Politisi Partai Persatuan Pembangunan ( PPP) itu sejak lama mendukung Anies-Sandi meski partainya, baik kubu Djan Faridz maupun Romahurmuziy, mendukung pasangan Basuki Tjahaja Purnama dan Djarot Saiful Hidayat.

Lulung berharap, seusai Pilkada DKI, rakyat Jakarta kembali bersatu.

“Kita mulai besok harus cair dan bersatu lagi. Saya ucapkan terima kasih kepada seluruh pendukung Anies-Sandi,” kata Lulung.

Apresiasi juga disampaikan oleh Ketua Tim Pemenangan Anies-Sandi, Mardani Ali Sera.

“Tepuk tangan buat Haji Lulung dan teman-teman PPP-nya yang luar biasa,” ujar Mardani.

Seusai menggelar konferensi pers di kediaman Prabowo di Jalan Kertanegara, Kebayoran Baru, Jakarta Selatan, rombongan tim pemenangan tiba di Kantor DPP Gerindra.

Turut hadir Presiden Partai Keadilan Sejahtera ( PKS) Sohibul Iman, Wakil Ketua Majelis Syuro PKS Hidayat Nur Wahid, Ketua Umum Perindo Hary Tanoesoedibjo, Wakil Ketua Umum Partai Gerindra Fadli Zon dan sejumlah elite partai pendukung Anies-Sandi lainnya.

Setibanya di Kantor DPP Gerindra, mereka disambut sorak sorai pendukung yang telah berkumpul. Demi merayakan kemenangan jika Anies-Sandiaga menang di Pilkada Putaran Kedua, musikus Ahmad Dhani berjanji akan menggelar seribu konser di ibu kota.

“Kita akan siapkan seribu konser di Jakarta,” sebelum mencoblos di TPS 24 Pinang Emas, Jakarta Selatan, Rabu (19/4/2017).

Tak hanya itu, janjinya memboyong grup musik papan atas Red Hot Chili Peppers juga bakal ditepati. Sebelumnya, Dhani memang berjanji memboyong grup musik Red Hot Chili Pepper ke kota Bekasi jika ia menjadi wakil Bupati Bekasi. Namun memang, janjinya tak ditepati lantaran ia gagal menjabat.

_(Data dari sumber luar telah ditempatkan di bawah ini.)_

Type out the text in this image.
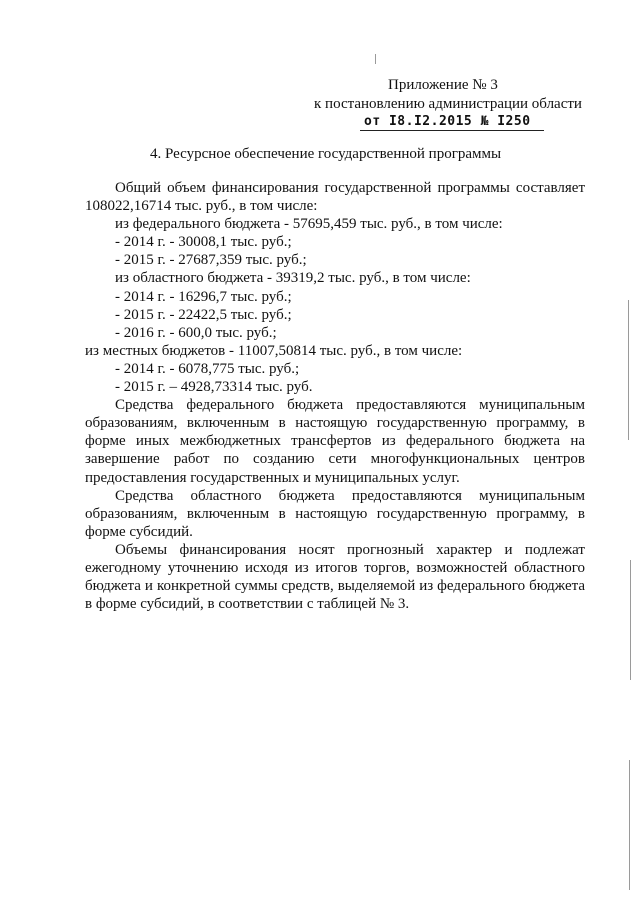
Приложение № 3
к постановлению администрации области
от I8.I2.2015 № I250
4. Ресурсное обеспечение государственной программы

Общий объем финансирования государственной программы составляет 108022,16714 тыс. руб., в том числе:

из федерального бюджета - 57695,459 тыс. руб., в том числе:

- 2014 г. - 30008,1 тыс. руб.;

- 2015 г. - 27687,359 тыс. руб.;

из областного бюджета - 39319,2 тыс. руб., в том числе:

- 2014 г. - 16296,7 тыс. руб.;

- 2015 г. - 22422,5 тыс. руб.;

- 2016 г. - 600,0 тыс. руб.;

из местных бюджетов - 11007,50814 тыс. руб., в том числе:

- 2014 г. - 6078,775 тыс. руб.;

- 2015 г. – 4928,73314 тыс. руб.

Средства федерального бюджета предоставляются муниципальным образованиям, включенным в настоящую государственную программу, в форме иных межбюджетных трансфертов из федерального бюджета на завершение работ по созданию сети многофункциональных центров предоставления государственных и муниципальных услуг.

Средства областного бюджета предоставляются муниципальным образованиям, включенным в настоящую государственную программу, в форме субсидий.

Объемы финансирования носят прогнозный характер и подлежат ежегодному уточнению исходя из итогов торгов, возможностей областного бюджета и конкретной суммы средств, выделяемой из федерального бюджета в форме субсидий, в соответствии с таблицей № 3.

“Mungkin iya, bisa (boyong Red Hot Chili Peppers ke Jakarta),” katanya.

Musikus Ahmad Dhani berikrar jika dirinya akan pindah ke luar kota, jika gubernur petahana Basuki Tjahaja Purnama atau Ahok kembali memimpin Jakarta. Ia tak akan lagi menempati rumah mewahnya di kawasan Pinang Mas, Pondok Pinang, Jakarta Selatan.

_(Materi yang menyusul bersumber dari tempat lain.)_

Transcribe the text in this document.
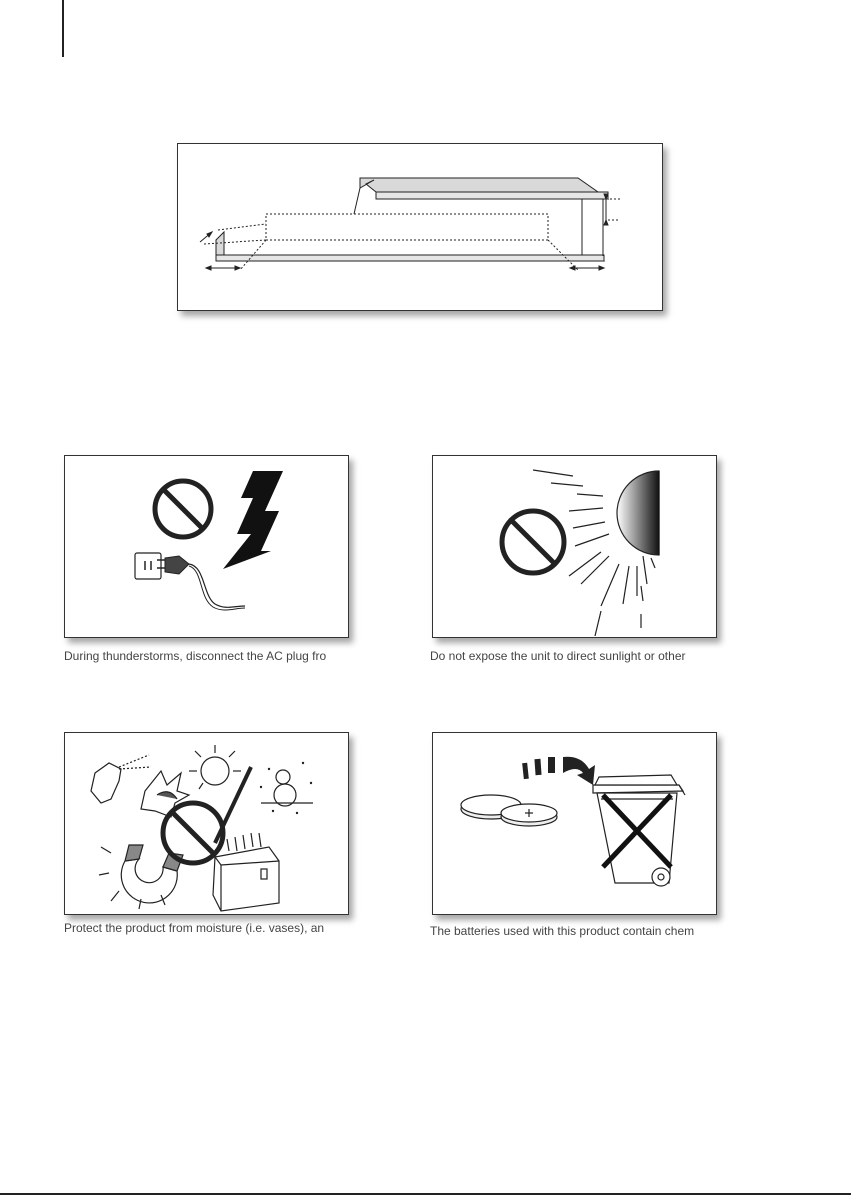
During thunderstorms, disconnect the AC plug fro	Do not expose the unit to direct sunlight or other
Protect the product from moisture (i.e. vases), an	The batteries used with this product contain chem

“Saya siap pindah (jika Ahok menang),” kata Ahmad Dhani sebelum mencoblos di TPS 24 Pinang Mas, Jakarta Selatan, Rabu (19/4/2017).

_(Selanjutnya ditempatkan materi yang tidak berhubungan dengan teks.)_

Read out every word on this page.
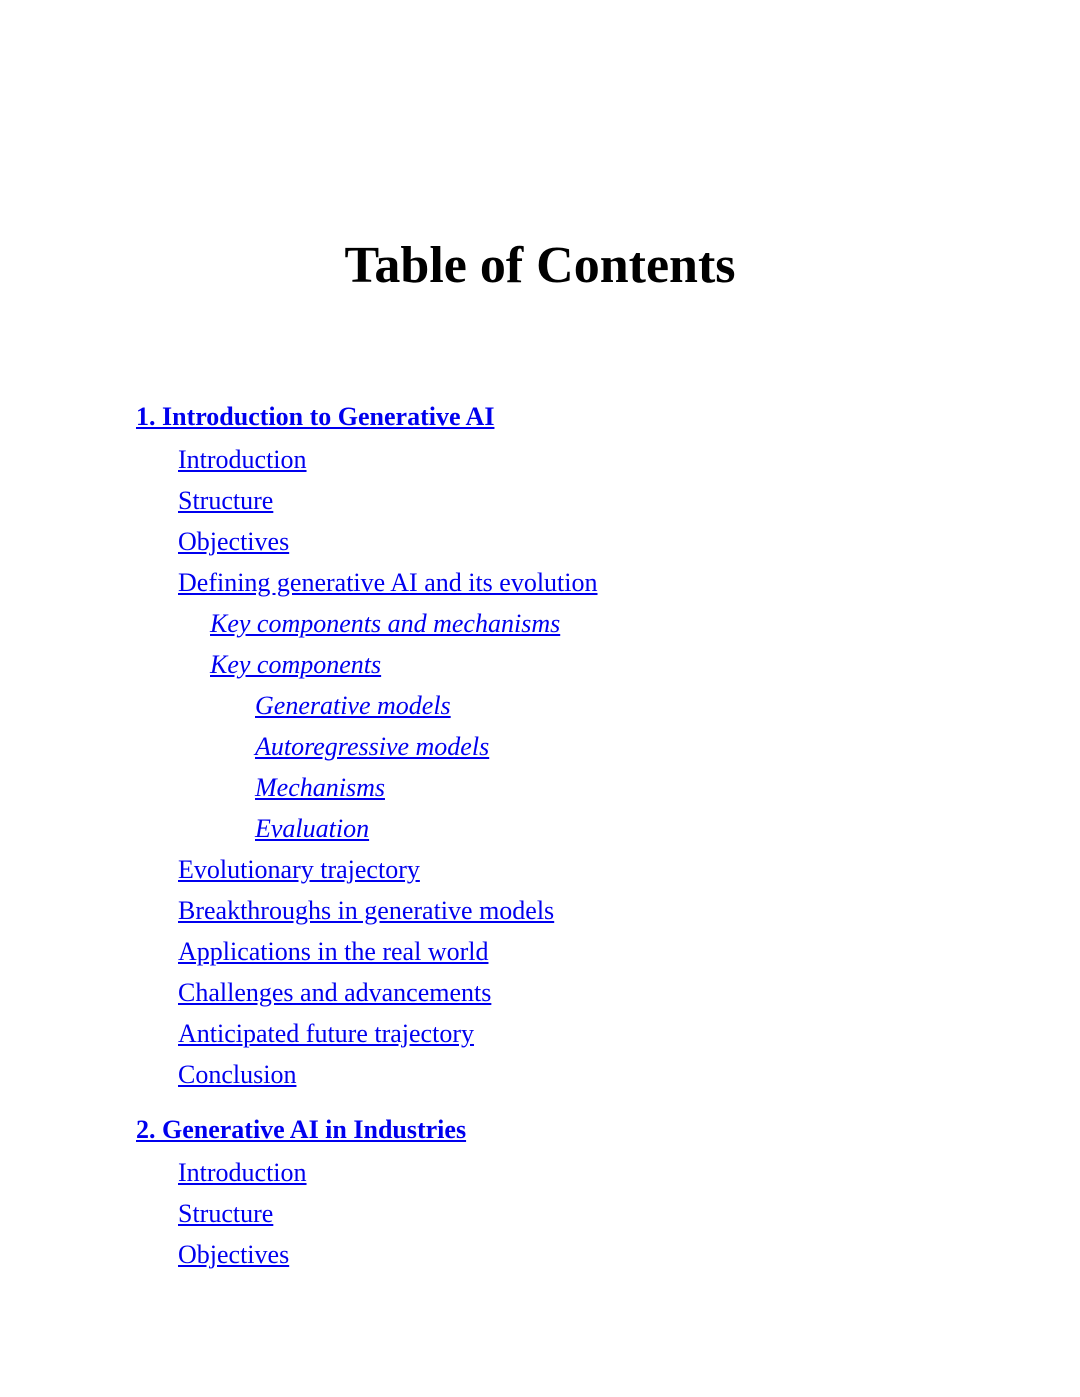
Table of Contents
1. Introduction to Generative AI
Introduction
Structure
Objectives
Defining generative AI and its evolution
Key components and mechanisms
Key components
Generative models
Autoregressive models
Mechanisms
Evaluation
Evolutionary trajectory
Breakthroughs in generative models
Applications in the real world
Challenges and advancements
Anticipated future trajectory
Conclusion
2. Generative AI in Industries
Introduction
Structure
Objectives
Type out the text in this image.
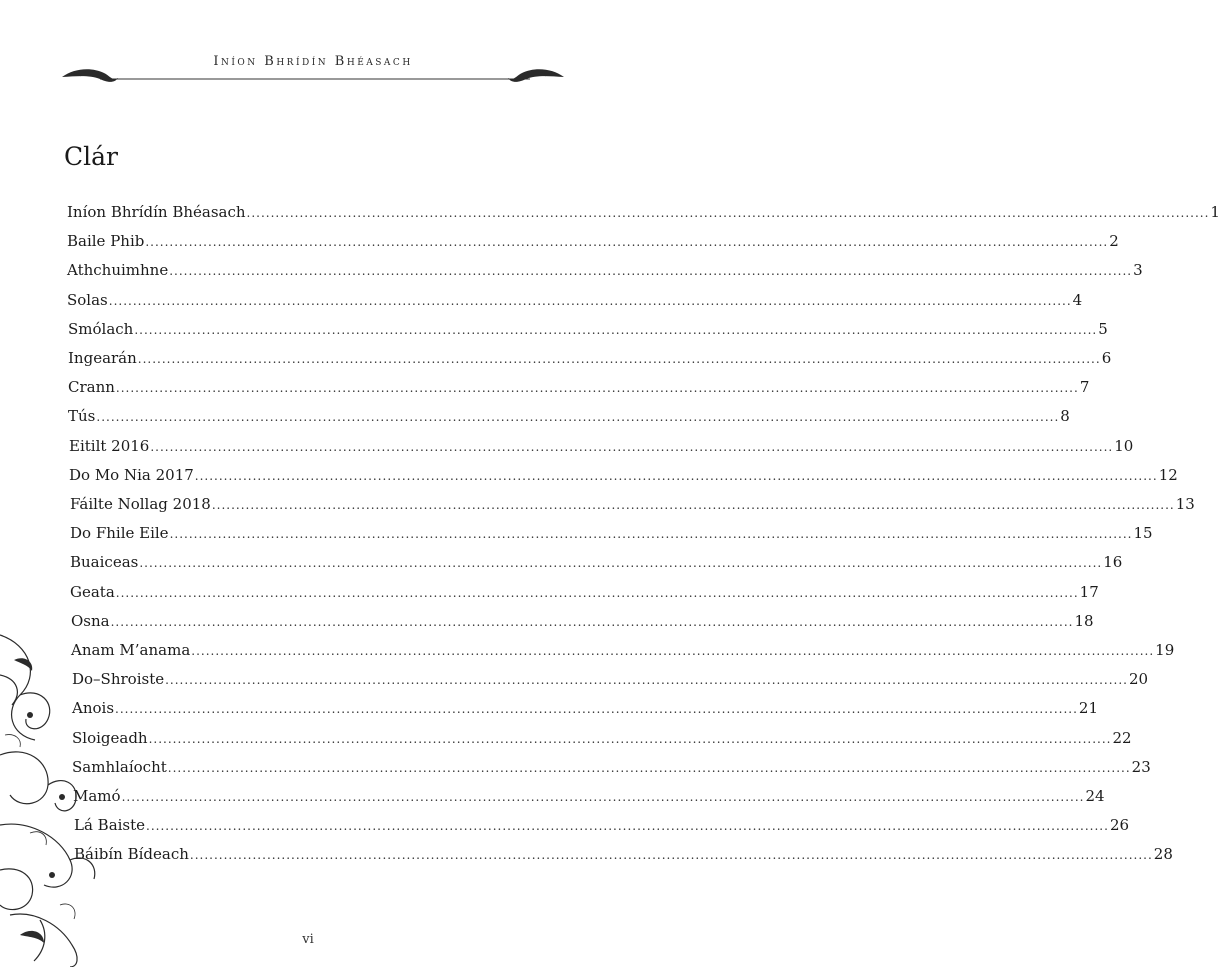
Iníon Bhrídín Bhéasach
Clár
Iníon Bhrídín Bhéasach ........................................................................................................................................................................................................ 1
Baile Phib ........................................................................................................................................................................................................ 2
Athchuimhne ........................................................................................................................................................................................................ 3
Solas ........................................................................................................................................................................................................ 4
Smólach ........................................................................................................................................................................................................ 5
Ingearán ........................................................................................................................................................................................................ 6
Crann ........................................................................................................................................................................................................ 7
Tús ........................................................................................................................................................................................................ 8
Eitilt 2016 ........................................................................................................................................................................................................ 10
Do Mo Nia 2017 ........................................................................................................................................................................................................ 12
Fáilte Nollag 2018 ........................................................................................................................................................................................................ 13
Do Fhile Eile ........................................................................................................................................................................................................ 15
Buaiceas ........................................................................................................................................................................................................ 16
Geata ........................................................................................................................................................................................................ 17
Osna ........................................................................................................................................................................................................ 18
Anam M’anama ........................................................................................................................................................................................................ 19
Do–Shroiste ........................................................................................................................................................................................................ 20
Anois ........................................................................................................................................................................................................ 21
Sloigeadh ........................................................................................................................................................................................................ 22
Samhlaíocht ........................................................................................................................................................................................................ 23
Mamó ........................................................................................................................................................................................................ 24
Lá Baiste ........................................................................................................................................................................................................ 26
Báibín Bídeach ........................................................................................................................................................................................................ 28
vi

Tak lagi menetap sebagai warga ibu kota, Dhani memilih untuk menempati rumah miliknya di kawasan Cisarua, Bogor, Jawa Barat. Bapak lima anak tersebut dengan senang hati menjadi tetangga Habib Rizieq.

“(Pindah) ke Cisarua. Kan ada rumah di sana. Dekat sama Habib Rizieq, tetanggaan,” pungkasnya.

Ahmad Dhani memprediksi kondisi Jakarta jika gubernur petahana Basuki Tjahaja Purnama atau Ahok kembali menjabat menjadi gubernur.

“Pasti (Jakarta) bakal rusuh,” kata Dhani sebelum mencoblos di TPS 24 Pinang Emas, Jakarta Selatan, Rabu (19/4/2017).

Dengan tegas, Dhani berpendapat bahwa akan banyak pihak yang tidak menerima kemenangan Ahok.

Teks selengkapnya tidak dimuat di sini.